A lot has been written about password security, enough to fill more books than a sane person should read. As Zen Planner grows, we fall under more and tighter security standards from the credit card industry, called PCI-DSS. It’s critically important to maintain security of the sensitive information you track in Zen Planner, but simply complying with standards doesn’t mean things are really secure.
As with everything else we do, we’ve tried to balance the best engineering available with simplicity and common sense for the real world. Here’s what you need to know about passwords in Zen Planner:
Database Owners (and staff with the Financial privilege) fall under special restrictions where we don’t have much leeway. The PCI-DSS standards require that you have a strong password made of lowercase letters, uppercase letters, and digits. We’re reducing the number of required characters to 8 characters, with no maximum length. Passwords must expire every 90 days, and login sessions must expire after 15 minutes of idle time.
All other staff is allowed to have lower security restrictions. Because of this, we’ve expanded the session timeout from 20 minutes to 1 hour, and have extended the password expiration from 90 days to 1 year. These passwords will also have a minimum length of 8 characters, without any other restrictions. This should make it much easier for regular staff members to get their work done.
When resetting a password, a user will not be permitted to reuse their last 4 passwords.
A Simple Solution:
Database owner accounts fall under the tighter rules because they can view and update sensitive payment information -- even if that’s not what you’re regularly logging in to do. One simple solution to this is to make a second account for yourself that has all of the privileges except for database owner. At work, you can log in using the lower security account to do 90% of your tasks, and then just keep the password to the admin account safe at home for times when you need to log in to update your database setup.
We’re working to reduce these password requirements even further. With great engineering and some creativity, we’re hoping that we can lift more of the burden of PCI-DSS compliance from you, so that you’re able to get back to the really important part of your jobs -- making people better at what you do.
More About Staying Safe Online
Modern technology opens up so many new ways to connect to one another, but we are not naturally wired to to keep private information secure online.

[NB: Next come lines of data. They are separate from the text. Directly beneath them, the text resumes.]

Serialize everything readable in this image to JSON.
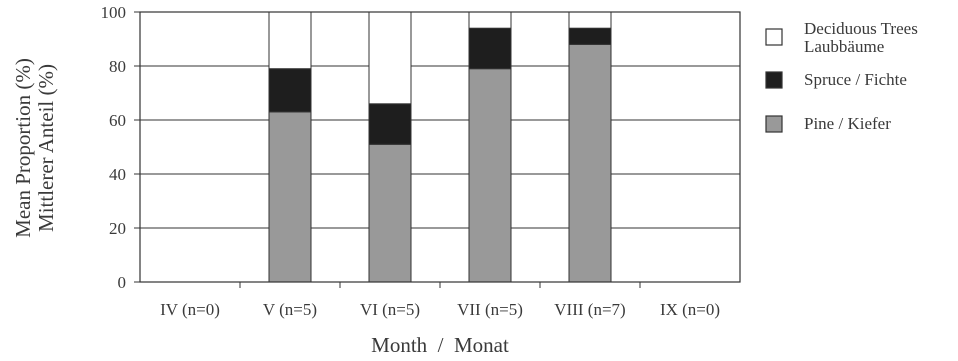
{
  "chart_data": {
    "type": "bar",
    "stacked": true,
    "categories": [
      "IV (n=0)",
      "V (n=5)",
      "VI (n=5)",
      "VII (n=5)",
      "VIII (n=7)",
      "IX (n=0)"
    ],
    "series": [
      {
        "name": "Pine / Kiefer",
        "values": [
          0,
          63,
          51,
          79,
          88,
          0
        ],
        "color": "#999999"
      },
      {
        "name": "Spruce / Fichte",
        "values": [
          0,
          16,
          15,
          15,
          6,
          0
        ],
        "color": "#1e1e1e"
      },
      {
        "name": "Deciduous Trees Laubbäume",
        "values": [
          0,
          21,
          34,
          6,
          6,
          0
        ],
        "color": "#ffffff"
      }
    ],
    "legend": [
      {
        "lines": [
          "Deciduous Trees",
          "Laubbäume"
        ],
        "color": "#ffffff"
      },
      {
        "lines": [
          "Spruce / Fichte"
        ],
        "color": "#1e1e1e"
      },
      {
        "lines": [
          "Pine / Kiefer"
        ],
        "color": "#999999"
      }
    ],
    "legend_position": "right",
    "ylabel_lines": [
      "Mean Proportion (%)",
      "Mittlerer Anteil (%)"
    ],
    "xlabel": "Month  /  Monat",
    "yticks": [
      0,
      20,
      40,
      60,
      80,
      100
    ],
    "ylim": [
      0,
      100
    ],
    "grid": true
  }
}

Even using PCI-DSS rules, most people choose very bad passwords -- you can crack 90% of accounts using a dictionary of just 1000 words. And even after years of education, the most common passwords in use are still words like “password” and “123456”. And, common shortcuts like “substitute letters for numbers” don’t help much either, because hackers know that “password” is the same as “p@ssword”, so they’ll guess that too.
Zen Planner has tried to do our part, with education, by creating a secure infrastructure, and by posting a guide to online security for all of our members. I know every one of you is very busy, and the extra time required to get this right can feel like an unnecessary burden. But consider it like an insurance policy -- it’s better to set up now than to scramble to restore order after a disaster.
In the end, most experts recommend that the best password is one that you don’t remember, which means using some kind of password database instead. The solution looks like this:
* Don’t reuse passwords. Every account should have its own unique password, so that when Gawker gets hacked again, you don’t suddenly lose access to your email and bank account.
* Choose real passwords. Not “password123” and not your dog’s name. The strongest passwords are randomly generated. Here’s what my passwords look like: “a4JJSDXRfGrMYGnLdIQ0xqXplkpgsIyD”
* Disable Flash and Java. Plugins like these are less useful today than they were in the past, and are consistently used by bad guys to break in to computers, including most of the recent high profile hacks.
* Use a password database. There are several great ones out there. We recommend 1Password, LastPass, Keepass, and PassswordSafe among others. With these tools, you just enter a single password to unlock your database, and then copy-and-paste the right password into each account you use. I use a password database for all of my accounts. Getting this set up can be a little tricky, but it has made things much easier for me to manage.
Every day, Zen Planner strives to balance human simplicity with the overwhelming complexity of today’s technology. It’s a difficult balance to achieve, and we rarely get it exactly right. We’re always listening to you for ways that we can make things better. But there are some rules we simply must follow, so we have to respond “no” to some requests. Please keep on telling us what you need to run your business better, and we’ll keep on building the best fitness software in the world.